La ópera del aguante
A nadie le importa, salvo a los medios y a uno que otro Quijote, el uso que se les da a las partidas secretas. ¡Hasta cuándo tanta indolencia!
Hermes Sucre Serrano
hsucre@prensa.com
Aquella tarde de 1983, al director de The Star & Herald, Alejandro Pepillo Duque -un cascarrabias muy humano- le tomó segundos cruzar la redacción de La Estrella de Panamá para hacerle un casi imperceptible gesto de disgusto a Ovidio González, un asiduo visitante de la decana, que ese día ganaba propinas comprándole soda a Luis Lamboglia y cigarrillos a Leslie Chino Williams.
Con el nerviosismo de un condenado a la silla eléctrica, Ovidio, a quien Johnny Duque llamaba "patetic", se dirigió al impecable Pepillo Duque, siempre vestido de blanco, quien en esos momentos pregonaba a los cuatro vientos la última trastada editorial de Joe Maganini. "Yo soy el único culpable, yo lo traje aquí, yo lo traje...", repetía, mientras se cubría el rostro con las dos manos.
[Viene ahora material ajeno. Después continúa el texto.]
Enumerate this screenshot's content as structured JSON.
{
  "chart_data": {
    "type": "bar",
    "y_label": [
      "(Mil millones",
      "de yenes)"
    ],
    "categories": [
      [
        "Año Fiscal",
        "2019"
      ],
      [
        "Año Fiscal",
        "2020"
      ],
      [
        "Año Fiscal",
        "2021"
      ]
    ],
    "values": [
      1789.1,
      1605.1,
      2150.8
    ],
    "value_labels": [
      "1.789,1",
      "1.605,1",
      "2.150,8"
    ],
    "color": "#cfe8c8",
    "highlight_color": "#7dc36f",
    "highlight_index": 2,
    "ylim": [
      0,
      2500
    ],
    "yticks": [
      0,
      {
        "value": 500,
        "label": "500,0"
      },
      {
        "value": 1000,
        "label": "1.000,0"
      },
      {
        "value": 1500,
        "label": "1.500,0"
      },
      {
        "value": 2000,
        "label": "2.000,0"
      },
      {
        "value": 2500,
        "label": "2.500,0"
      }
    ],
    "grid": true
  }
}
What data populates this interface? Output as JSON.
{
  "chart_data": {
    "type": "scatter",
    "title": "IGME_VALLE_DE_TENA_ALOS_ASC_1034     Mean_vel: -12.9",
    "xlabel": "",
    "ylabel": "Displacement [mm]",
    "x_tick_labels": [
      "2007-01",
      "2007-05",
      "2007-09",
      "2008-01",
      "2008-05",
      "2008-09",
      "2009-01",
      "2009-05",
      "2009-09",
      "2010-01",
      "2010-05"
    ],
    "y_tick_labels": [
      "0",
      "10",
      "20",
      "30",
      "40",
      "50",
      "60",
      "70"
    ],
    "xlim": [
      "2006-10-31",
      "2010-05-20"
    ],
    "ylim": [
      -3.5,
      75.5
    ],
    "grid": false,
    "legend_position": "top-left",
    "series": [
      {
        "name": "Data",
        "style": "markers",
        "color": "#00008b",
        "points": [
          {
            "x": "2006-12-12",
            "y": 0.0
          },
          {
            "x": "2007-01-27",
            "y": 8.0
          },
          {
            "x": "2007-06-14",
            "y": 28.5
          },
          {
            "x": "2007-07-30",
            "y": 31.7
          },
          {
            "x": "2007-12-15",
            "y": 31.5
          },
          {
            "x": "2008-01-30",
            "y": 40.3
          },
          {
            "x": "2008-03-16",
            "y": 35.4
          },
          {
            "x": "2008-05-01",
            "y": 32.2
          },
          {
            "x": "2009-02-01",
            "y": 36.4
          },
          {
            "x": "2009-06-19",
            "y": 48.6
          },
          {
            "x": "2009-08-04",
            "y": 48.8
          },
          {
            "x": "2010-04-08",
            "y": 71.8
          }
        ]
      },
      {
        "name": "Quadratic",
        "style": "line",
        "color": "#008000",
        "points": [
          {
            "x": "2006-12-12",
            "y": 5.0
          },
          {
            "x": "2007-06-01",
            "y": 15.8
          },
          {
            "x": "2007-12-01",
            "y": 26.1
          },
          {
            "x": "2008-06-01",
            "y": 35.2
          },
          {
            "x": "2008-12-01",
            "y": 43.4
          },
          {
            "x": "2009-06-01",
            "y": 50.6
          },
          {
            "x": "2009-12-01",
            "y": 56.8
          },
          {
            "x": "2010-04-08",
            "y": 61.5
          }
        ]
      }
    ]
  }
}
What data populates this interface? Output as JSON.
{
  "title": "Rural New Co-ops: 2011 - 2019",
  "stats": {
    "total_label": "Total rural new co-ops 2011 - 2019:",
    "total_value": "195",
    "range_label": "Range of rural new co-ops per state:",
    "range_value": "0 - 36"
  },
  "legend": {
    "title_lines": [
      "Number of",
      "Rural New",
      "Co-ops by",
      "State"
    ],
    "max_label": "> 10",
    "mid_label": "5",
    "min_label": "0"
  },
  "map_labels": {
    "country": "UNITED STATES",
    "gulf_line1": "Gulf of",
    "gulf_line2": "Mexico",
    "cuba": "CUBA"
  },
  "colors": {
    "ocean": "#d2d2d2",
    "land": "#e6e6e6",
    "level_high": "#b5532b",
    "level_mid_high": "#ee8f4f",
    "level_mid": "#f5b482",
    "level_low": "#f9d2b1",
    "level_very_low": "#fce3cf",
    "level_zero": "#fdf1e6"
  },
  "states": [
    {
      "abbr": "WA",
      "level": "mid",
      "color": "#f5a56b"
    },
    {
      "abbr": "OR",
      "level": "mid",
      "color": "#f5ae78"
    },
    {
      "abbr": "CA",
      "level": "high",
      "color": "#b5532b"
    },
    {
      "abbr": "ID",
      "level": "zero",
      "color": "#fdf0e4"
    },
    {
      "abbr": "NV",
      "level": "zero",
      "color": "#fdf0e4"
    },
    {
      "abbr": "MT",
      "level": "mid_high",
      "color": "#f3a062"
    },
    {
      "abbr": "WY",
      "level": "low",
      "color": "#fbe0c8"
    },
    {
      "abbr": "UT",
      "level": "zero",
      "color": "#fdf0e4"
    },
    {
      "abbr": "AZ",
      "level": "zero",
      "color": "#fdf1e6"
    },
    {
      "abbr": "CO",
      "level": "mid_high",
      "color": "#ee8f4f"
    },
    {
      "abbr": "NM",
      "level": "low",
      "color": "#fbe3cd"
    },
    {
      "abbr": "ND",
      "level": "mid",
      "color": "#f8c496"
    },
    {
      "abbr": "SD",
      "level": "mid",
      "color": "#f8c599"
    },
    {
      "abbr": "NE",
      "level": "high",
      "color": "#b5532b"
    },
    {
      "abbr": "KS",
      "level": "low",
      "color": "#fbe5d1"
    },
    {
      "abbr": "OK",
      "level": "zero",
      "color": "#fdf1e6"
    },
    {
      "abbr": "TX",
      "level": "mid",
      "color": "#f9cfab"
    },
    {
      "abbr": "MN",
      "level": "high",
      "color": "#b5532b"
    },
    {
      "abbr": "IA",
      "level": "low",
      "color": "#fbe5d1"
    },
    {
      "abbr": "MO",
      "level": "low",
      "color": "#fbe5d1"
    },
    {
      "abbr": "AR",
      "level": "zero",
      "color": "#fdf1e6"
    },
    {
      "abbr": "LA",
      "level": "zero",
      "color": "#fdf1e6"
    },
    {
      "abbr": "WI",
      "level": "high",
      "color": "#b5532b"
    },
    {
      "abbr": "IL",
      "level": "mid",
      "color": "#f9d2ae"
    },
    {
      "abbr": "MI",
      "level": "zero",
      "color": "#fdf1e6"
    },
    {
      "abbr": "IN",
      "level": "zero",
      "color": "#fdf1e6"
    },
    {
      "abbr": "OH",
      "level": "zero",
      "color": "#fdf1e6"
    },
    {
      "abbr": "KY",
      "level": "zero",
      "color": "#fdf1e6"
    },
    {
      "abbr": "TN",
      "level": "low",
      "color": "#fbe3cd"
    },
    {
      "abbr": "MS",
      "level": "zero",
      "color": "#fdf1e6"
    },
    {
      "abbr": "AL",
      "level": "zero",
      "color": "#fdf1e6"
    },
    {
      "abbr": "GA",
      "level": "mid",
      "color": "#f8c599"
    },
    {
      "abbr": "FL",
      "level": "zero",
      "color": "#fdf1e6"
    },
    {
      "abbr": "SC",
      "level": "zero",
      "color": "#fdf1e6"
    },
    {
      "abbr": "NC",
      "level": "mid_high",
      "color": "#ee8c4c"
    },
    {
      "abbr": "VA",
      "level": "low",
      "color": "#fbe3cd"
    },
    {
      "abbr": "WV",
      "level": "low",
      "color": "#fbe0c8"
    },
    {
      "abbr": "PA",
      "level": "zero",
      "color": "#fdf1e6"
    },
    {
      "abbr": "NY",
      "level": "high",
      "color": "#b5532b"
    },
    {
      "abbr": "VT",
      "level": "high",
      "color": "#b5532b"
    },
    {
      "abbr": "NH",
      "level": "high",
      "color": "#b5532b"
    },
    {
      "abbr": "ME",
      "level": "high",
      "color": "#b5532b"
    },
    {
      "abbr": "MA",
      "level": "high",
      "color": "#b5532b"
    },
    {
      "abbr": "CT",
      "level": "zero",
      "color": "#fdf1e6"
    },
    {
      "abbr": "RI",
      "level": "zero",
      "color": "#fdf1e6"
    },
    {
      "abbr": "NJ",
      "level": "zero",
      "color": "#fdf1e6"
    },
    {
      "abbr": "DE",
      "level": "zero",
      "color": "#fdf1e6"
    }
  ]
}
"¿Para que soy bueno señor Pepillo?", preguntó la mascota de la redacción. El director del Herald manoseaba unos papeles, sin levantar la mirada. De pronto, como movido por un resorte, explotó: "Ovidio, no quiero que le compres más cigarrillos a Leslie y no vengas a la redacción sin afeitarte...¿tas claro?".
Ovidio, con una sumisión que dejaría chiquito al esclavo de un faraón, respondió con un voz temblorosa: "señor Pepillo, a mí me gusta cuando usted me regaña porque me recuerda a mi abuelito".
Al igual que pasa con Ovidio, hay muchos panameños que nos gusta que nos regañen y abusen de nosotros con todo tipo de aumentos: reforma tributaria, el precio de la gasolina, de la tarifa de luz, del Corredor Norte, del impuesto sobre la renta, de la tarifa telefónica, de los intereses bancarios. Aunque ninguno de estos regaños nos recuerdan al abuelito, sí están acabando con el presupuesto familiar. Y lo peor del caso es que nadie protesta, con excepción de algunos artesanos que salen a la calle a destruir y saquear lo poco que nos queda.
El comentario que prevalece por todas partes es "la cosa está dura", pero nadie hace nada por suavizarla. Somos una partida de conformistas que no sabemos pelear por nuestros derechos. Las transnacionales de la electricidad y de la telefonía son unas asalta caminos que están asfixiando al pueblo panameño, ante la mirada permisiva de sus socios del Estado.
Un buen día nos desayunamos con que las escuelas y colegios privados aumentaron la mensualidad. Y para ponerle la puntita al merengue, vienen los busitos colegiales y hacen lo mismo. Y ¿qué me dicen de los supermercados? No hay que negar que siempre tienen novedades: todos los días suben los precios.
Las pocas organizaciones y gremios que intentan elevar sus protestas no reciben el mínimo apoyo de la ciudadanía. Convoque usted a una marcha contra el aumento de la gasolina y verá que los únicos que van son los pobres que no tienen carro.
No es posible que en un país, con alrededor de 25 universidades, y con una gama de profesionales de todas las disciplinas, bien capacitados, haya protestas tibias sobre el uso que se les da a sus impuestos. A nadie le importa, salvo a los medios y a uno que otro Quijote, el uso que se les da a las partidas secretas. ¡Hasta cuándo tanta indolencia!
Pero para buscar culpables nadie nos gana. Nada más están esperando que el presidente Martín Torrijos asuma el cargo para echarle la culpa de una crisis que data de muchos lustros. Queremos soluciones, pero sin ningún sacrificio ni contribución.
Para recordar a Ovidio, los despido con una anécdota que ocurrió en el parque de juegos de Barraza. Un deportista de apellido Paredes saltaba de alegría porque el coronel Rodrigo Botita García le había mentado la madre. ¡Vaya autoestima!